I linked to this report the other day. I think it was in this thread, but it's easier to link it again than go back and find it:

http://pewsocialtrends.org/files/2011/05/Is-College-Worth-It.pdf

I know there's a lot of information there, but you will find the calculation on page 83 and the graphs on pages 88 & 99 particularly germane. Also, the bar graph on page 36 that shows 86% of college graduates polled who said college was a good investment for them personally.

Here's more recent data from Planet Money:
http://media.npr.org/assets/img/2011/04/01/Unemployment-by-education.jpg?t=1301669694&s=51

And the article from whence it came:
http://www.npr.org/blogs/money/2011/04/01/135036740/6-ways-of-looking-at-unemployment

If you do not agree with my stance that college is important, you have the right to ignore me and find data to support your own stance. So do my students. If you think money is a terrible reason to go to college, it's not my favorite either, but my students need to make an informed decision on something that may have such a big impact on their futures.

For the record, I was teaching stance and evidence and had presented "stance" as being somewhere between opinion and hypothesis when I showed a slide that said, "Stance: College is important". The evidence I presented clearly showed that most people with a high school diploma had jobs and that some people with graduate degrees did not find their jobs interesting.

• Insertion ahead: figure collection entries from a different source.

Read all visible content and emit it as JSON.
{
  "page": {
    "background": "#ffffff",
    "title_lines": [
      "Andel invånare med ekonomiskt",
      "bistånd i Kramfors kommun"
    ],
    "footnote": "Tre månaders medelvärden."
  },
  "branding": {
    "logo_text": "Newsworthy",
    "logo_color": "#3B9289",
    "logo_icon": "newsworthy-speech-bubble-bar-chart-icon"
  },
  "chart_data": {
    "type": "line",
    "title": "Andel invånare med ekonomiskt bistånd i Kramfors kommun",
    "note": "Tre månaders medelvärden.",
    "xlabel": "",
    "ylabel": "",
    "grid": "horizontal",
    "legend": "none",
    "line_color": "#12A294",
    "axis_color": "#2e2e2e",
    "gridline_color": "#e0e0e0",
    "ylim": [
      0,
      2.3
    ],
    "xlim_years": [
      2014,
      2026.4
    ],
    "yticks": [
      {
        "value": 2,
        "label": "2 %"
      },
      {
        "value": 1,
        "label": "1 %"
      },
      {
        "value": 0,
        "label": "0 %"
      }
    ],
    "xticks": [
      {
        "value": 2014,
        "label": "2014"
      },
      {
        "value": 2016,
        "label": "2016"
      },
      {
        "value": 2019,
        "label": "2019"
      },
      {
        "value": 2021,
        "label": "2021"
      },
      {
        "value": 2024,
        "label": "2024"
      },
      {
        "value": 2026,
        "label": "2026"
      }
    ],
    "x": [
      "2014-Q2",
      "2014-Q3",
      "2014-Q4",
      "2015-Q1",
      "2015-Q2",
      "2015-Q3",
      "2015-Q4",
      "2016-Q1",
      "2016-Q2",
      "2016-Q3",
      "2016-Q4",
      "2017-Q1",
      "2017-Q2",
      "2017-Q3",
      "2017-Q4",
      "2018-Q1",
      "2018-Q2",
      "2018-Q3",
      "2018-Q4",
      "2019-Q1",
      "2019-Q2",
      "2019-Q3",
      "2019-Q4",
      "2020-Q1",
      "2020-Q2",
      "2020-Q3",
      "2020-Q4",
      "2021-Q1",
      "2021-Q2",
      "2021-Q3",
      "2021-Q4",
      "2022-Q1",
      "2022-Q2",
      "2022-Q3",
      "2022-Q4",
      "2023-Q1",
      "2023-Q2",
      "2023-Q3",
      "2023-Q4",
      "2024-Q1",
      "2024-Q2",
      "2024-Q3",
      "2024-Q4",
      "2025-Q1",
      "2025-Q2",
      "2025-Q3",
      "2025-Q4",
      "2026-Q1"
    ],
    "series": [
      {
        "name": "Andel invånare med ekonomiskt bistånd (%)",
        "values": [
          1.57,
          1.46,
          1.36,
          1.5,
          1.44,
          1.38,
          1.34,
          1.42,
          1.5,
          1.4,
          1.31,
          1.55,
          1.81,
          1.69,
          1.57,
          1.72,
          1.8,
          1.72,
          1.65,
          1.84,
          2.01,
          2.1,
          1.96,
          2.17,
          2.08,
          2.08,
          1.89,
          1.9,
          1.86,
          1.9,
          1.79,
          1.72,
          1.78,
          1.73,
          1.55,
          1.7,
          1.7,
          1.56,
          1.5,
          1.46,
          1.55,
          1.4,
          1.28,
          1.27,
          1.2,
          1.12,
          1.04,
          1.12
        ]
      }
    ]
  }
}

My students had been learning mean, median, and mode in math class, and we talked about the fact that there are always people in each category who make more than the average and people who make less. For example, a kid called Bill Gates got into Harvard, but decided he'd rather start a company called Microsoft than graduate. My students came up with their own examples of relatives that make a decent living without a college degree, and some can already recite the College Is Important speech they got from their own parents.